ClinicSpeak: FES, foot drop and reduced energy expenditure

MS Lobby: do you have access to a Walking clinic and FES? #ClinicSpeak #MSBlog #MSResearch

“I did my first clinic yesterday after returning from sabbatical. It felt good doing what I was trained to do; helping MSers live their lives in the best way possible. In clinic yesterday I saw three patients who I will be referring for an assessment for functional electrical stimulation, or FES, to help with a foot drop. All these patients were at high risk of falls due to their foot dragging and catching whilst walking; in fact all three of these patients had recently had falls. In addition, to the risk of falls the energy costs of a dragging foot are not insignificant; it takes energy to lift a heavy leg higher than it needs to be lifted to walk. The study below shows this elegantly in MSers with slower walking speeds. Other benefits of FES are not only safer and more energy efficient walking, but faster walking; you simply get from point A to B quicker. The big problem we face in the UK is that access to walking clinics and FES is patchy. I am aware that in certain areas of the country the local CCGs (clinical commissioning groups) simply won’t pay for FES despite it being a relatively cheap intervention and one that works. When it comes to  FES the NHS post-code lottery is alive and kicking; ‘kicking MSers in the teeth’.”

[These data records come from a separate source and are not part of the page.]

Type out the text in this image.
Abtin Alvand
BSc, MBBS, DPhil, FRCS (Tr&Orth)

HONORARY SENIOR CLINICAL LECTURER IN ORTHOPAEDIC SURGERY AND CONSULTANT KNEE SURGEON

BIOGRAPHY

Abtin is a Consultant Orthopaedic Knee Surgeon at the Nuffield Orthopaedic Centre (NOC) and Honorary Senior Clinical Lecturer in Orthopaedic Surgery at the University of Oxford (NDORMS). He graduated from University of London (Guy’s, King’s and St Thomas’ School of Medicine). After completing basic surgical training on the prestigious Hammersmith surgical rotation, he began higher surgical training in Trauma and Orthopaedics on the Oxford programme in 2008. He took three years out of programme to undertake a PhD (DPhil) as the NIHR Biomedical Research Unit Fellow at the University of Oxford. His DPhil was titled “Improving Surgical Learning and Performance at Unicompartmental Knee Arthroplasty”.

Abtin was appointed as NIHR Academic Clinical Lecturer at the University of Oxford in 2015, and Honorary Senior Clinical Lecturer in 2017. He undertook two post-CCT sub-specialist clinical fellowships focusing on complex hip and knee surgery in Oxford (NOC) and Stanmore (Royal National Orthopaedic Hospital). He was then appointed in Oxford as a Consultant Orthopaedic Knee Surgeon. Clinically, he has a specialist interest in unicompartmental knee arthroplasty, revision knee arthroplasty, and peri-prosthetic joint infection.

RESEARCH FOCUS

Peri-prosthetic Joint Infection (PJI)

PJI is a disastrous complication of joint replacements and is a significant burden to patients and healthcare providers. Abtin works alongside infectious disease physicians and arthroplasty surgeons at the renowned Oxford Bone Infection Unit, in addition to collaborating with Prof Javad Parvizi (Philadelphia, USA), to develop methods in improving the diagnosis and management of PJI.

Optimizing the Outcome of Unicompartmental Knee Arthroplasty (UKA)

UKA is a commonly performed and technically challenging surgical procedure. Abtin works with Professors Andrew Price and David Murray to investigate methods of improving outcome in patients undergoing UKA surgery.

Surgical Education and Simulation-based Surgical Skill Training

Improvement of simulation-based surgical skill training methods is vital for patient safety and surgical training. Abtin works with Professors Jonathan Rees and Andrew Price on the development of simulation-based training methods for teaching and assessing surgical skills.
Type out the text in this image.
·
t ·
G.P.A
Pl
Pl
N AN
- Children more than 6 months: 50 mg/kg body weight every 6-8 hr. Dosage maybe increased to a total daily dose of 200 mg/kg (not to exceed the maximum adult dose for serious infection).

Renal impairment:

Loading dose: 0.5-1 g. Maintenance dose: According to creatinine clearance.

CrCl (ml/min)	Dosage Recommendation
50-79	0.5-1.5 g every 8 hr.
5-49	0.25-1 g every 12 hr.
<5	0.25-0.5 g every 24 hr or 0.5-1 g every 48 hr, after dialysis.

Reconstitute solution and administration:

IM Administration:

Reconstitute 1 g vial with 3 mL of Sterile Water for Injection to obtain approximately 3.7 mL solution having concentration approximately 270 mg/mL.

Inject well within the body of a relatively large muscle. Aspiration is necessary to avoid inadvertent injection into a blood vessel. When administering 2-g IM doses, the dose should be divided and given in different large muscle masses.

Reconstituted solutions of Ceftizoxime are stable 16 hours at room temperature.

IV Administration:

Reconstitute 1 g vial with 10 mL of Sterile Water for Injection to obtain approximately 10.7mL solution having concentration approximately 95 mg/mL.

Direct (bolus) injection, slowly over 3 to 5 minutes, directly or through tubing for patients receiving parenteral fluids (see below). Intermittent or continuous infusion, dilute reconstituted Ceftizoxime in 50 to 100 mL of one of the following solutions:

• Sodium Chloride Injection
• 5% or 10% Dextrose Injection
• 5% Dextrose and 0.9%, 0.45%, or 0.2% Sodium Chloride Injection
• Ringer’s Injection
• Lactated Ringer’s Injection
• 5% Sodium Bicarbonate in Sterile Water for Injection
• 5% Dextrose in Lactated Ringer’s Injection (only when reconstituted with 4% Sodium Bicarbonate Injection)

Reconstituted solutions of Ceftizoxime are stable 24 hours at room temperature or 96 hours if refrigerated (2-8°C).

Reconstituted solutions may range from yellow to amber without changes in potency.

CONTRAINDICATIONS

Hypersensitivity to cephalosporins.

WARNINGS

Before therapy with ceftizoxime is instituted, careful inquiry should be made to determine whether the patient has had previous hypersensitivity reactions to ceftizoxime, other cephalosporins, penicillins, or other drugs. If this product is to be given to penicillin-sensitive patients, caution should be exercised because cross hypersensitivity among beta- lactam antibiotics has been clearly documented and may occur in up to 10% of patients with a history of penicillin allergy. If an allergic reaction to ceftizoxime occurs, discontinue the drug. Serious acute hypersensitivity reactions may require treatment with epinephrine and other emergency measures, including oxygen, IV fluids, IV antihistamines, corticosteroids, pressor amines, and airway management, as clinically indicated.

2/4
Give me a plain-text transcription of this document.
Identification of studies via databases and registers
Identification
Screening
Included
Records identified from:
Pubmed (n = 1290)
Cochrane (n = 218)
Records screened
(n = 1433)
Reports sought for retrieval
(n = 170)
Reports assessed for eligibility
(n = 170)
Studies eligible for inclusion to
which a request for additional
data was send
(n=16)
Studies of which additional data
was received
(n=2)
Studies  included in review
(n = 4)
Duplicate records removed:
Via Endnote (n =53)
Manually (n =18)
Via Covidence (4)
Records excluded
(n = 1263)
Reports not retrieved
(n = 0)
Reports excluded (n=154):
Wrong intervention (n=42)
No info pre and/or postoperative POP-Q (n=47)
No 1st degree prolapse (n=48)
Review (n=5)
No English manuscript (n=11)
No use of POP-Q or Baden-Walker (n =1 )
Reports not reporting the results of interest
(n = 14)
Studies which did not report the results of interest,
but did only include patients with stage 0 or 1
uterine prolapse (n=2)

“I am currently chairing a lobby group to try and widen access to early early effective treatments and to drive adoption of treat-2-target of NEDA. Maybe we should set-up a petition to widen access to walking clinics for MSers and to allow access to FES?

Epub: Miller et al. The impact of walking speed on the effects of functional electrical stimulation for foot drop in people with multiple sclerosis. Disabil Rehabil Assist Technol. 2015 Mar 31:1-6.

PURPOSE: Functional electrical stimulation (FES) is effective in assisting MSers with gait. Previous studies have investigated the effects of FES in MSers with slow self-selected walking speeds (SSWS). This study reports on the effect of the Odstock Dropped Foot Stimulator (ODFS) on the speed and oxygen (O2) cost of gait in MSers walking at a range of SSWS.

METHODS: Twenty MSers (mean age 50.4 ± 7.3 years) currently using FES walked at their SSWS for 5 min with and without FES. O2 cost of gait was measured using a gas analysis system, and gait speed was calculated. Data were analysed for all participants, and comparisons were made between those with a SSWS < and >0.8 m/s (walking speed required for community ambulation).

RESULTS: Significant improvements in the speed and O2 cost of gait were seen using FES in the group with SSWS <0.8 m/s (n = 11, p = 0.005). When participants’ SSWS >0.8 m/s, no difference in gait speed was noted, and a significant increase in O2 cost of gait using FES (n = 9, p = 0.004) was noted.

CONCLUSION: FES has a different effect on the speed and O2 cost of gait dependent on the SSWS of MSers. This requires further investigation. Implications for Rehabilitation Functional electrical stimulation (FES) used for foot drop is effective in improving the speed and oxygen cost of walking in MSers walking at SSWS <0.8 m/s. FES does not seem to have a beneficial effect on the speed and oxygen cost of walking in pwMS walking at SSWS >0.8 m/s. Further research is needed to understand the possible mechanisms involved so that FES for foot drop can be efficiently prescribed.

5 thoughts on “ClinicSpeak: FES, foot drop and reduced energy expenditure”

  1. Do MSers burn more calories than non MSers because of their greater expenditure of energy when doing things? Do MSers need to eat more the way athletes do?

  2. FES, totally changed my life. I have gone from a frequent faller, over 3 times a week to someone who rarely falls over. I used to use a MuSmate, a mechanical device to lift the foot. Using an FES my balance is better, I fall over less than once every two weeks and walking is easier. FES has made a huge improvement to my life.

  3. It worked well for me, although I always had to pay (£200 every visit, which covered a 90 minute appointment and all the kit). I had researched it myself – my GP had never heard of FES. It helped with the foot drop but it couldn't prevent the musculo-skeletal damage to the knee which was the product of years of hyperextension/abnormal gait. After eight years or so, the physio at the FES clinic recommended a switch to a Fellauer Dynamic Walk orthotic. (It was either this or knee surgery). The hospital's orthotic dept had never heard of it: fortunately, the orthotist had trained with my physio at the FES centre so was persuaded by her. The DW is carbon steel, light as a feather and supports the back of the calf, so it encourages correct knee alignment and movement. With it, I can walk faster and for far longer. Conclusion: my experience mirrors what your post says. Access to treatment is inadequate overall; expertise of medical professionals is uneven – and if I hadn't done the groundwork myself, where would I be now? Scary stuff.

  4. Prof G,Welcome back. It´s good to have the captain back at the helm. While the cat´s away, the mice will play….. Don´t been too hard on your long tailed colleagues. You pay peanuts, you get..mice. Have you come back with any big ideas / projects?